No final de março do ano passado, os Deathspell Omega lançaram de surpresa o oitavo longa duração da sua discografia. Faltam apenas 100 segundos para a meia-noite e o primeiro contacto com The Long Defeat são as escarpas de carvão retratadas na capa. É uma imagem realista mas não é figurativa, é monocromática e quase abstrata, diferente daquilo a que a banda nos tem habituado. A press-release dizia ser este o primeiro fruto da terceira era de Deathspell Omega e já que fazer julgamentos precoces da sua discografia nunca resultou… terminemos hoje esta review.
The Long Defeat conta uma fábula sobre como a civilização é uma tentativa fútil em domar a besta primordial encerrada na humanidade. De como a nossa maior criação – a Máquina – nos trará um fado ainda inalcançável ao olhar, pois a lei “Enantiodromia” não tardará. A temática do álbum é, assim, expressa pela fábula, enquanto as letras são como cânticos sobre a narrativa principal. Ao lê-las, notamos que opacidade interpretativa e a literacia dos álbuns anteriores foram extremamente simplificadas, levando a uma sensação de perda sobre a faceta enigmática e complexidade que têm alimentado os seus álbuns por anos.
O álbum de 44 minutos contém 5 faixas, revelando uma opção por composições mais longas, ao invés do que temos observado depois de FAS. Uma das maiores surpresas dá-se logo na primeira faixa quando ouvimos um vocalista diferente. Além da participação habitual de Mikko Aspa, encontramos também neste álbum a voz de Mortuus/Arioch (Marduk, Funeral Mist) e de M. (Mgła, Kriegsmaschine). A diversidade vocal e os seus desempenhos são pontos altos, sobretudo pelas implacáveis prestações de Aspa e de Mortuus, acabando por ser dos poucos elementos agressivos do álbum. Conforme a audição avança, fica claro estarmos perante ritmos mais a mid-tempo e ambientes onde predominam melancolia e desolação. Contrastando com as frenéticas mudanças de tempo que lhe eram características, a banda apresenta uma abordagem radicalmente mais harmoniosa, estruturada e direta, como se a proporção entre angular e orgânico das suas composições tivesse sido invertida.
Da fúria dissonante que lhes conhecíamos restam apenas fragmentos, para dar lugar a uma guitarra melodiosa e emocional. É inequivocamente a “voz” guitarra de Deathspell Omega, mas ela fala-nos agora numa linguagem bastante distinta. Mais facilmente decifrável e não menos fascinante, presenteia-nos com múltiplos solos que vão liderando a progressão do álbum como uma espinha dorsal. A bateria continua a ser irreplicável – os blast-beats ainda estão lá – ganhando aqui outra identidade para responder aos ritmos mais lentos desta nova era. Tal como Furnances, The Long Defeat teve gravação ao vivo e analógica, e a masterização deixou bem equilibrados todos os instrumentos. Decisão acertada foi dar maior proeminência ao baixo que contracena num papel cáustico e desorientador - long live Khaos!

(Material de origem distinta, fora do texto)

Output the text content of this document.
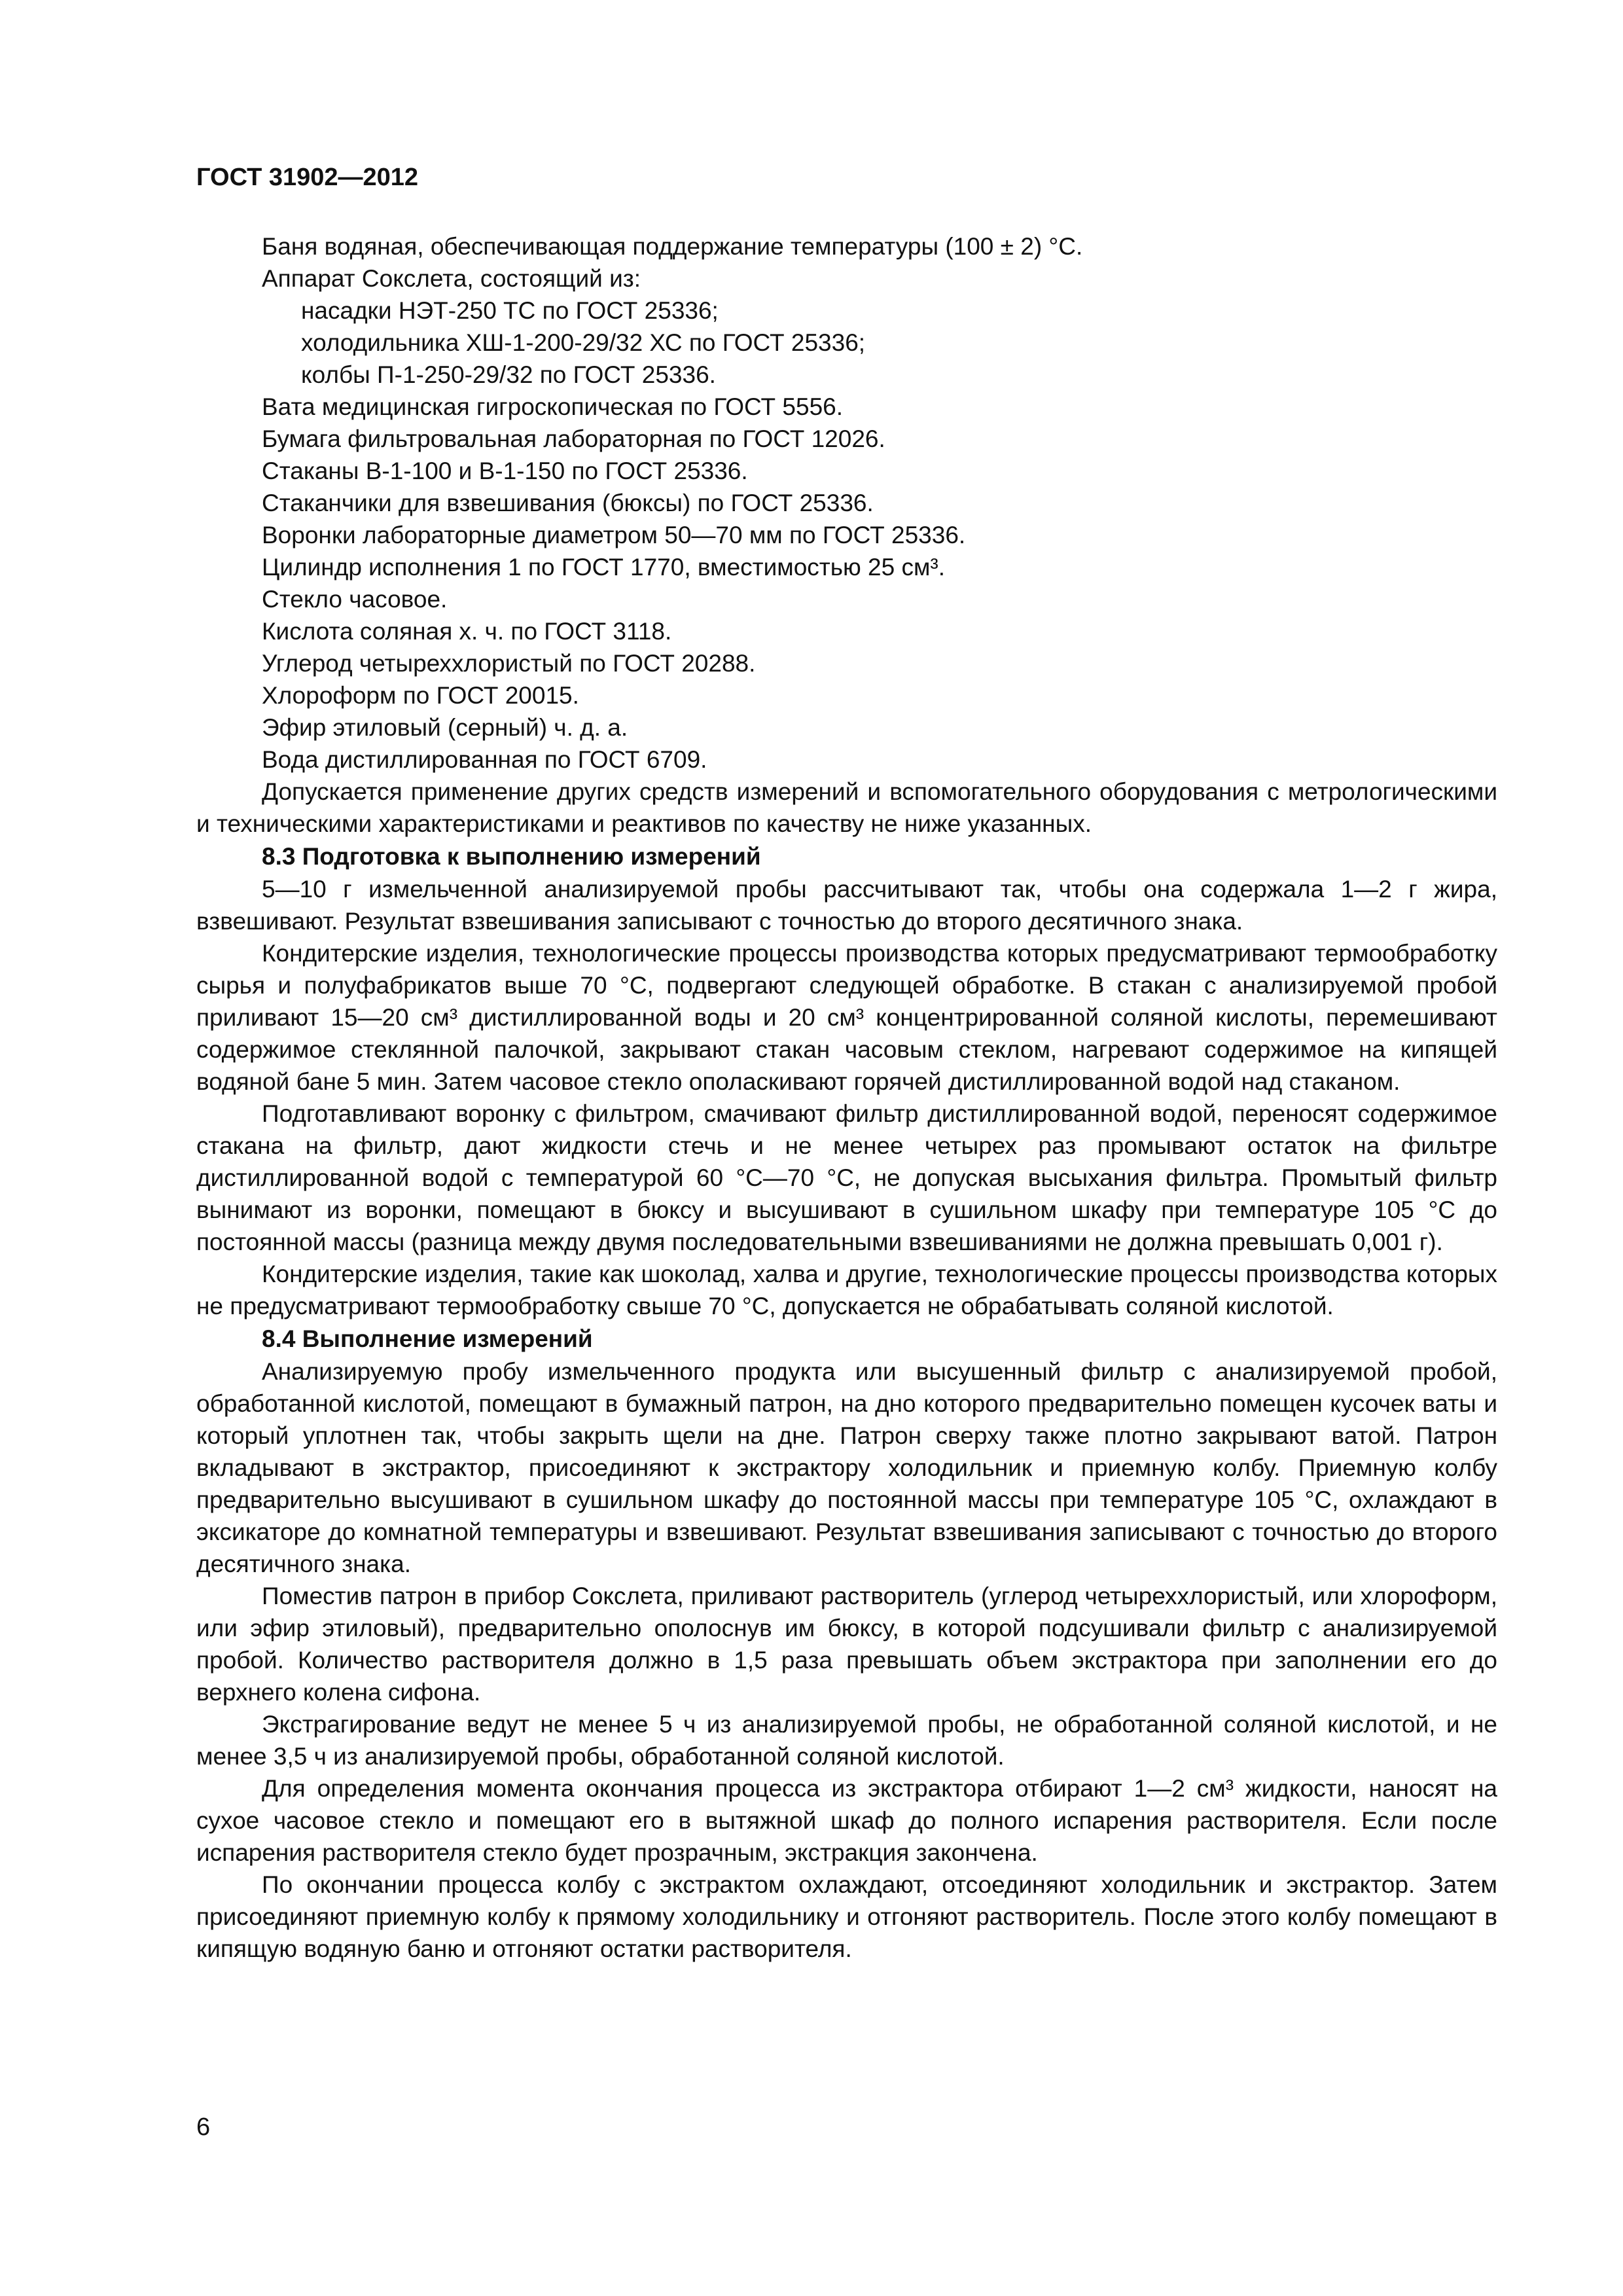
ГОСТ 31902—2012

Баня водяная, обеспечивающая поддержание температуры (100 ± 2) °С.

Аппарат Сокслета, состоящий из:

насадки НЭТ-250 ТС по ГОСТ 25336;

холодильника ХШ-1-200-29/32 ХС по ГОСТ 25336;

колбы П-1-250-29/32 по ГОСТ 25336.

Вата медицинская гигроскопическая по ГОСТ 5556.

Бумага фильтровальная лабораторная по ГОСТ 12026.

Стаканы В-1-100 и В-1-150 по ГОСТ 25336.

Стаканчики для взвешивания (бюксы) по ГОСТ 25336.

Воронки лабораторные диаметром 50—70 мм по ГОСТ 25336.

Цилиндр исполнения 1 по ГОСТ 1770, вместимостью 25 см³.

Стекло часовое.

Кислота соляная х. ч. по ГОСТ 3118.

Углерод четыреххлористый по ГОСТ 20288.

Хлороформ по ГОСТ 20015.

Эфир этиловый (серный) ч. д. а.

Вода дистиллированная по ГОСТ 6709.

Допускается применение других средств измерений и вспомогательного оборудования с метрологическими и техническими характеристиками и реактивов по качеству не ниже указанных.

8.3 Подготовка к выполнению измерений

5—10 г измельченной анализируемой пробы рассчитывают так, чтобы она содержала 1—2 г жира, взвешивают. Результат взвешивания записывают с точностью до второго десятичного знака.

Кондитерские изделия, технологические процессы производства которых предусматривают термообработку сырья и полуфабрикатов выше 70 °С, подвергают следующей обработке. В стакан с анализируемой пробой приливают 15—20 см³ дистиллированной воды и 20 см³ концентрированной соляной кислоты, перемешивают содержимое стеклянной палочкой, закрывают стакан часовым стеклом, нагревают содержимое на кипящей водяной бане 5 мин. Затем часовое стекло ополаскивают горячей дистиллированной водой над стаканом.

Подготавливают воронку с фильтром, смачивают фильтр дистиллированной водой, переносят содержимое стакана на фильтр, дают жидкости стечь и не менее четырех раз промывают остаток на фильтре дистиллированной водой с температурой 60 °С—70 °С, не допуская высыхания фильтра. Промытый фильтр вынимают из воронки, помещают в бюксу и высушивают в сушильном шкафу при температуре 105 °С до постоянной массы (разница между двумя последовательными взвешиваниями не должна превышать 0,001 г).

Кондитерские изделия, такие как шоколад, халва и другие, технологические процессы производства которых не предусматривают термообработку свыше 70 °С, допускается не обрабатывать соляной кислотой.

8.4 Выполнение измерений

Анализируемую пробу измельченного продукта или высушенный фильтр с анализируемой пробой, обработанной кислотой, помещают в бумажный патрон, на дно которого предварительно помещен кусочек ваты и который уплотнен так, чтобы закрыть щели на дне. Патрон сверху также плотно закрывают ватой. Патрон вкладывают в экстрактор, присоединяют к экстрактору холодильник и приемную колбу. Приемную колбу предварительно высушивают в сушильном шкафу до постоянной массы при температуре 105 °С, охлаждают в эксикаторе до комнатной температуры и взвешивают. Результат взвешивания записывают с точностью до второго десятичного знака.

Поместив патрон в прибор Сокслета, приливают растворитель (углерод четыреххлористый, или хлороформ, или эфир этиловый), предварительно ополоснув им бюксу, в которой подсушивали фильтр с анализируемой пробой. Количество растворителя должно в 1,5 раза превышать объем экстрактора при заполнении его до верхнего колена сифона.

Экстрагирование ведут не менее 5 ч из анализируемой пробы, не обработанной соляной кислотой, и не менее 3,5 ч из анализируемой пробы, обработанной соляной кислотой.

Для определения момента окончания процесса из экстрактора отбирают 1—2 см³ жидкости, наносят на сухое часовое стекло и помещают его в вытяжной шкаф до полного испарения растворителя. Если после испарения растворителя стекло будет прозрачным, экстракция закончена.

По окончании процесса колбу с экстрактом охлаждают, отсоединяют холодильник и экстрактор. Затем присоединяют приемную колбу к прямому холодильнику и отгоняют растворитель. После этого колбу помещают в кипящую водяную баню и отгоняют остатки растворителя.

6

A mudança radical na abordagem de Deathspell Omega causa desconforto, que nem o retorno de Pollock à pintura figurativa. O álbum acaba por absorver-nos com nuances do Post Metal e com o groove do Rock, como em “Our Life is Your Death”, algo jamais pensado para seguidores da banda, pelo menos de modo tão evidente. Revela uma intenção evolutiva, a busca de alternativa ao caos estruturado do qual a sua música vive desde Kénôse (2005). E talvez uma das maiores divergências em relação à discografia anterior seja o assumir da identidade de Christian Bouché nos créditos das plataformas de streaming. Uma forma humana da banda lentamente se constrói, conciliando-se com um certo descerramento concedido nas entrevistas de 2019 e com a expressão mais emocional encontrada em The Long Defeat.
É um álbum que desilude fiéis da vertente acérrima de Deathspell Omega, mas altamente deleitoso para quem sempre desejou que os momentos melódicos das suas músicas durassem mais um pouco. Além de iniciar uma nova era para a banda, é bem construído e francamente melhor do que a maioria dos lançamentos Black Metal. No entanto, as barreiras que derruba são somente os cânones estabelecidos na própria discografia da banda, não oferecendo a inovação que se esperava para plano geral do metal extremo. Controvérsia e mutáveis interpretações são cunhos da melhor arte, o que tem ressoado estridentemente na segunda era de Deathspell Omega. The Long Defeat não é excepção pois, 5 meses volvidos desde o seu lançamento, a direção tomada por estes músicos ainda causa perplexidade. “The kings have returned, not to claim their throne, but to set it on fire!!”* Ámen!
*Citando o comentário de Robert C. Kozletsky publicado na desativada página de Bandcamp da banda.